My Other Birthday

Today, I celebrate my other birthday, and I remember . . .

Our family of eight never made a big thing out of holidays. No costly festivities or extravagant decor, and birthdays didn’t have cake. Instead, we partied in our own simple way and celebrated what was most important. We pulled out the dusty birthday plate, made unique and superior desserts, and created beautiful memories.

But when I turned 5 years and 55 days old, a new tradition began: the other birthday.

For on that day, I experienced a birth more glorious than the first, and from that moment on, I truly lived.

July 2, 1991, Memphis || An ordinary day likely filled with childhood play, while worlds collided inside my head, and my little heart found itself believing. A phenomenon of grace which brought me to my knees, when at our old, green leather couch, my soul bowed to a new kingdom.

When something like this happens, you celebrate. When dead people live, you shout with the angels, you weep at the mercy, and you make a big thing out of it. And that’s what my sweet parents did.

So, every year on my “other birthday” {or “spiritual birthday,” as we often called it}, I received a special gift. A Bible, a book, or some other meaningful keepsake inciting remembrance.

Remember that you were at that time separated from Christ . . . having no hope and without God in the world.
But now in Christ Jesus you who once were far off have been brought near by the blood of Christ.
Eph 2:12-14

July 2, 2018, Louisville || I remember.

I remember how I was scared of the baptism water and couldn’t stand to miss a day of church.

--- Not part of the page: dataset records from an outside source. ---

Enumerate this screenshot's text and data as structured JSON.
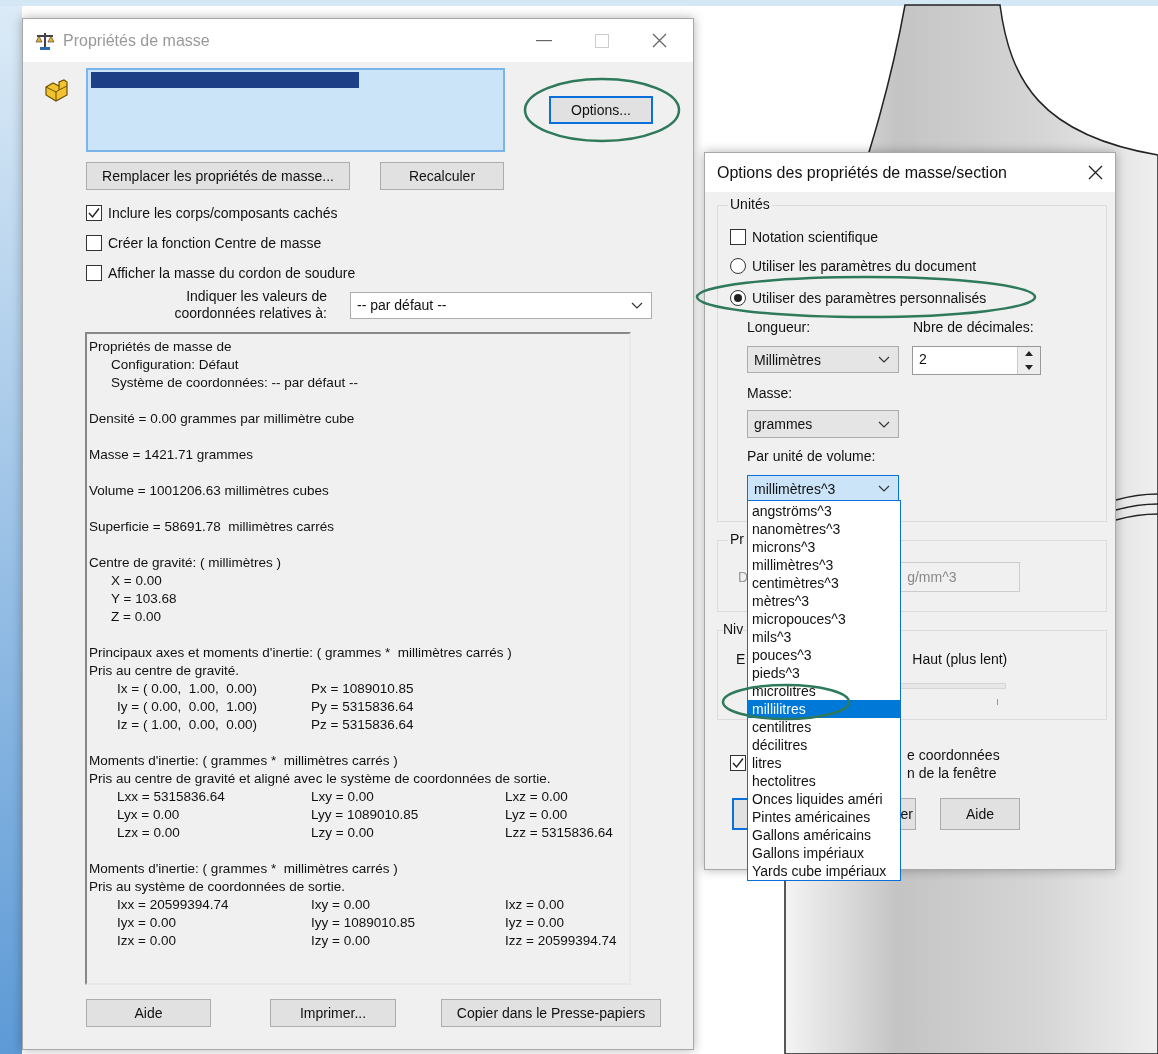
{
  "main_window": {
    "title": "Propriétés de masse",
    "options_button": "Options...",
    "replace_button": "Remplacer les propriétés de masse...",
    "recalc_button": "Recalculer",
    "checkboxes": [
      {
        "label": "Inclure les corps/composants cachés",
        "checked": true
      },
      {
        "label": "Créer la fonction Centre de masse",
        "checked": false
      },
      {
        "label": "Afficher la masse du cordon de soudure",
        "checked": false
      }
    ],
    "relative_label_lines": [
      "Indiquer les valeurs de",
      "coordonnées relatives à:"
    ],
    "relative_select": "-- par défaut --",
    "report": [
      {
        "lines": [
          {
            "text": "Propriétés de masse de",
            "children": [
              {
                "text": "Configuration: Défaut"
              },
              {
                "text": "Système de coordonnées: -- par défaut --"
              }
            ]
          }
        ]
      },
      {
        "lines": [
          {
            "text": "Densité = 0.00 grammes par millimètre cube"
          }
        ]
      },
      {
        "lines": [
          {
            "text": "Masse = 1421.71 grammes"
          }
        ]
      },
      {
        "lines": [
          {
            "text": "Volume = 1001206.63 millimètres cubes"
          }
        ]
      },
      {
        "lines": [
          {
            "text": "Superficie = 58691.78  millimètres carrés"
          }
        ]
      },
      {
        "lines": [
          {
            "text": "Centre de gravité: ( millimètres )",
            "children": [
              {
                "text": "X = 0.00"
              },
              {
                "text": "Y = 103.68"
              },
              {
                "text": "Z = 0.00"
              }
            ]
          }
        ]
      },
      {
        "lines": [
          {
            "text": "Principaux axes et moments d'inertie: ( grammes *  millimètres carrés )"
          },
          {
            "text": "Pris au centre de gravité."
          }
        ],
        "table": [
          [
            "Ix = ( 0.00,  1.00,  0.00)",
            "Px = 1089010.85"
          ],
          [
            "Iy = ( 0.00,  0.00,  1.00)",
            "Py = 5315836.64"
          ],
          [
            "Iz = ( 1.00,  0.00,  0.00)",
            "Pz = 5315836.64"
          ]
        ]
      },
      {
        "lines": [
          {
            "text": "Moments d'inertie: ( grammes *  millimètres carrés )"
          },
          {
            "text": "Pris au centre de gravité et aligné avec le système de coordonnées de sortie."
          }
        ],
        "table": [
          [
            "Lxx = 5315836.64",
            "Lxy = 0.00",
            "Lxz = 0.00"
          ],
          [
            "Lyx = 0.00",
            "Lyy = 1089010.85",
            "Lyz = 0.00"
          ],
          [
            "Lzx = 0.00",
            "Lzy = 0.00",
            "Lzz = 5315836.64"
          ]
        ]
      },
      {
        "lines": [
          {
            "text": "Moments d'inertie: ( grammes *  millimètres carrés )"
          },
          {
            "text": "Pris au système de coordonnées de sortie."
          }
        ],
        "table": [
          [
            "Ixx = 20599394.74",
            "Ixy = 0.00",
            "Ixz = 0.00"
          ],
          [
            "Iyx = 0.00",
            "Iyy = 1089010.85",
            "Iyz = 0.00"
          ],
          [
            "Izx = 0.00",
            "Izy = 0.00",
            "Izz = 20599394.74"
          ]
        ]
      }
    ],
    "bottom_buttons": [
      "Aide",
      "Imprimer...",
      "Copier dans le Presse-papiers"
    ]
  },
  "options_dialog": {
    "title": "Options des propriétés de masse/section",
    "units_group": "Unités",
    "scientific_notation": {
      "label": "Notation scientifique",
      "checked": false
    },
    "radios": [
      {
        "label": "Utiliser les paramètres du document",
        "selected": false
      },
      {
        "label": "Utiliser des paramètres personnalisés",
        "selected": true
      }
    ],
    "length_label": "Longueur:",
    "length_select": "Millimètres",
    "decimals_label": "Nbre de décimales:",
    "decimals_value": "2",
    "mass_label": "Masse:",
    "mass_select": "grammes",
    "volume_label": "Par unité de volume:",
    "volume_select": "millimètres^3",
    "volume_options": [
      {
        "label": "angströms^3",
        "selected": false
      },
      {
        "label": "nanomètres^3",
        "selected": false
      },
      {
        "label": "microns^3",
        "selected": false
      },
      {
        "label": "millimètres^3",
        "selected": false
      },
      {
        "label": "centimètres^3",
        "selected": false
      },
      {
        "label": "mètres^3",
        "selected": false
      },
      {
        "label": "micropouces^3",
        "selected": false
      },
      {
        "label": "mils^3",
        "selected": false
      },
      {
        "label": "pouces^3",
        "selected": false
      },
      {
        "label": "pieds^3",
        "selected": false
      },
      {
        "label": "microlitres",
        "selected": false
      },
      {
        "label": "millilitres",
        "selected": true
      },
      {
        "label": "centilitres",
        "selected": false
      },
      {
        "label": "décilitres",
        "selected": false
      },
      {
        "label": "litres",
        "selected": false
      },
      {
        "label": "hectolitres",
        "selected": false
      },
      {
        "label": "Onces liquides améri",
        "selected": false
      },
      {
        "label": "Pintes américaines",
        "selected": false
      },
      {
        "label": "Gallons américains",
        "selected": false
      },
      {
        "label": "Gallons impériaux",
        "selected": false
      },
      {
        "label": "Yards cube impériaux",
        "selected": false
      }
    ],
    "density_group": "Pr",
    "density_label": "D",
    "density_value": "g/mm^3",
    "accuracy_group": "Niv",
    "accuracy_low_label": "E",
    "accuracy_high_label": "Haut (plus lent)",
    "bottom_checkbox": {
      "label_lines": [
        "e coordonnées",
        "n de la fenêtre"
      ],
      "checked": true
    },
    "buttons": [
      "er",
      "Aide"
    ]
  }
}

I remember the early days of faith that felt simple and routine.

I remember specific names – people, stories, places, and experiences that shaped me.

I remember conviction by the Holy Spirit, passion for holiness, and resolve to walk in the steps of Christ.

I remember ridicule and doubt and the realization that my life was not my own.

I remember heartaches, suffering, and pain that graciously drew me to a deeper place with my Lord.

I remember when the Bible was familiar. And I remember when it became precious.

I remember thinking my salvation testimony was boring. And I remember when a fresh awareness of the beauty of the gospel shattered that thinking.

On this, my other birthday, I stop, and remember, and rejoice ever still. That a glorious hope was born in me, and I yet live.